A corredo, il Comitato europeo per la prevenzione della tortura ha pubblicato – su richiesta delle autorità italiane – la risposta con cui Roma fornisce prove e controprove sulla gestione dei Centri per il rimpatrio. E garanzie sul funzionamento dei centri di identificazione e di trattenimento di Shengjin e Gjader nel rispetto dei diritti umani delle persone migranti, insistendo sulle misure previste per valutare le condizioni di vulnerabilità. Sull’abuso di somministrazione di psicofarmaci al Cpr di Potenza, Roma assicura che sono state svolte “diverse ispezioni da parte delle autorità sanitarie”. E i casi di maltrattamento fisico descritti nel rapporto “non sono stati oggetto di indagini penali”, replicano ancora le autorità italiane.
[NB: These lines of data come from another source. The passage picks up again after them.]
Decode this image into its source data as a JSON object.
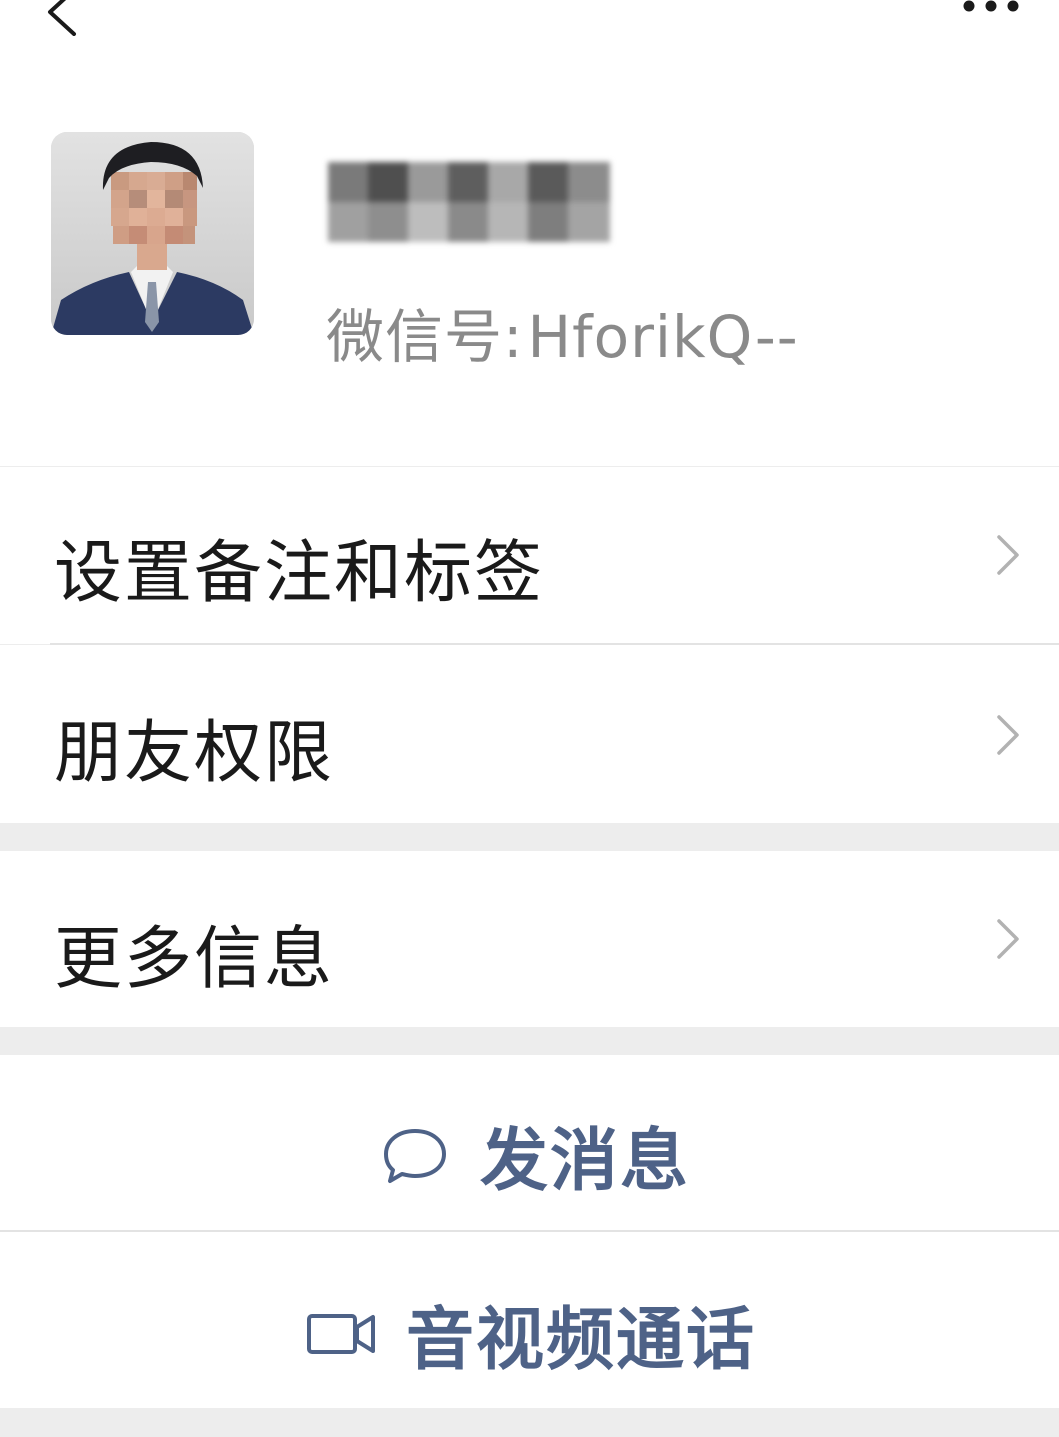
{
  "nav": {
    "back_icon": "chevron-left-icon",
    "more_icon": "ellipsis-icon"
  },
  "profile": {
    "wechat_id_label": "微信号:",
    "wechat_id_value": "HforikQ--"
  },
  "menu": {
    "items": [
      {
        "label": "设置备注和标签"
      },
      {
        "label": "朋友权限"
      },
      {
        "label": "更多信息"
      }
    ]
  },
  "actions": {
    "send_message": {
      "label": "发消息",
      "icon": "chat-bubble-icon"
    },
    "video_call": {
      "label": "音视频通话",
      "icon": "video-camera-icon"
    }
  },
  "colors": {
    "action_text": "#4e6287",
    "background": "#ededed",
    "card": "#ffffff"
  }
}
Le osservazioni italiane allegate al rapporto “forniscono riscontri puntuali alle criticità espresse” e “allo stesso tempo, mostrano l’evoluzione delle misure nazionali per soddisfare le raccomandazioni espresse, in particolare sul sistema di trattenimento dei migranti nei Cpr, e la disponibilità italiana a continuare a lavorare con il Cpt su tutti i punti sollevati“, spiega in una nota la Rappresentanza permanente d’Italia al Consiglio d’Europa.